Reinsurers are also expected to target increased retentions in Canada, where attachment points remain lower and first layers of cat programs have been hit by frequency losses this year.
There may also be aspirations to raise retentions in Europe – where they are also significantly lower than the US – especially in loss-affected territories such as Italy, although sources said it would be “challenging” for reinsurers to make ground on the continent.
The impact of higher retentions in the US on reinsurer results is clear to see, and in a recent report S&P Global noted that most of the global players in a sample group it tracks have demonstrated increased appetite for cat, growing exposures over the last 18 months.
The rating agency said that based on 2024 cat budgets, it expects cat to add 3 percentage points to the returns on equity of global reinsurers this year, in part because they are taking a lower share of losses after pushing up retentions.
“If you can’t put decent business on the books in this market then you might as well just go home,” one senior industry executive suggested.
The increased appetite for cat has been a driver of competition in 2024, leading to modest rate reductions at mid-year – albeit with a slight tightening of the market in the latter stages of the US wind renewal amid active hurricane season forecasts.
“If we go storm free, it already softened at mid-year, and the top layers will probably come down a little more,” said a senior reinsurance broking executive, highlighting the role of ILS capacity, including cat bonds, especially out on the tail.
Continued strong demand for cat from ILS investors in 2024 has been reflected in record levels of cat bond issuance.
Another underwriting executive said they think reinsurers will be prepared to concede ground on rates – with reductions in the low to mid-single digits – in exchange for maintaining retentions where they are.
“I think brokers will push for more, but I think what’s good is the market has been disciplined and we just have to see if everybody remains that way,” they added.
Another senior broker source suggested: “I think reinsurers would prefer to give away a 10 percent rate decrease to keep the same attachment point.”
There is also an expectation that there will be leveraging between the lower and upper layers of cat programs, with reinsurers looking for smaller shares at the bottom than higher up.
Somewhat moderating competitive pressures is the sustained and growing demand for cat from buyers.
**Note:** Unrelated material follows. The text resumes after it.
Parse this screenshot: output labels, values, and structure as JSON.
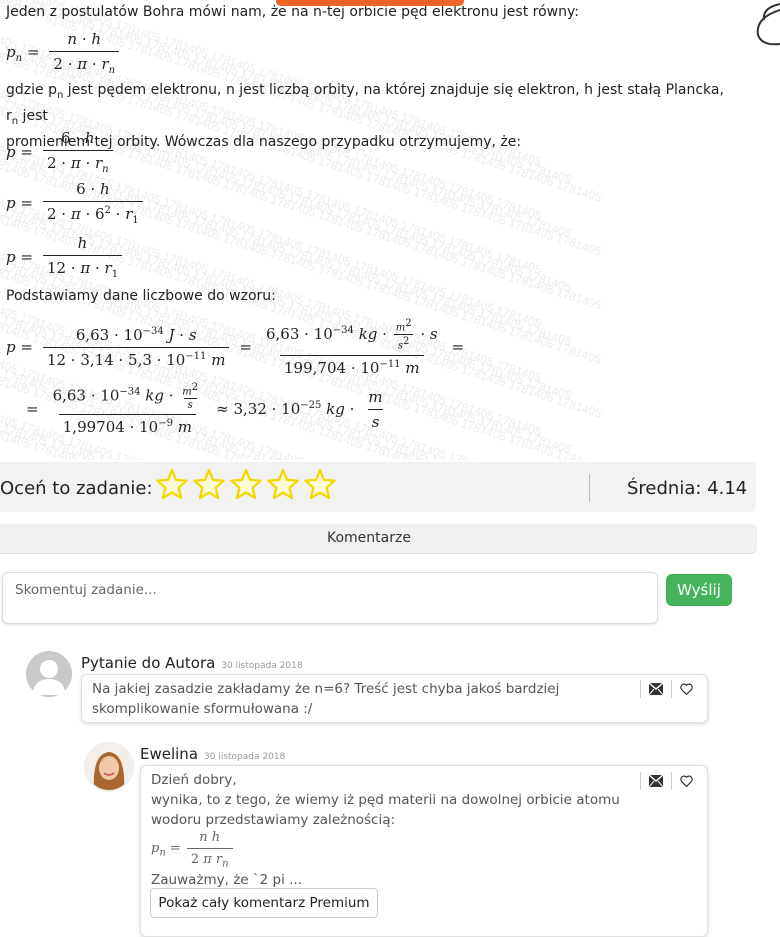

This year saw significantly increased placements as insurers looked to add limit at the top of towers, with the higher demand comfortably absorbed by supply.
Question of discipline
But the question about sustained discipline from reinsurers is likely to be key to the outcome of the 1 January renewal.
“If it’s a profitable hurricane season, with more capacity coming in and more pressure on rates and attachment levels, will [traditional] reinsurers relent to hold on to market share? Will actual new ILS capacity re-enter the fray and pressure rates downward?” asked a senior reinsurer executive.
“Property cat, unlike long-tail, is more difficult to escape supply and demand dynamics because cedants have a far bigger pool of supply to tap given it is short-tail. If the season is as expected, or worse, I don’t see the reinsurance market backing off much at all,” they added.
Away from property cat excess of loss, there is an expectation that buying conditions will continue to be more challenging in areas such as per risk – where reinsurers have been impacted by losses and the pool of players writing the product is smaller – and proportional.
And there is no expectation of any emergence of significant appetite from reinsurers to write aggregate covers at a price that makes economic sense to many buyers, even though there is strong demand for the product and new deals are expected to come to the market.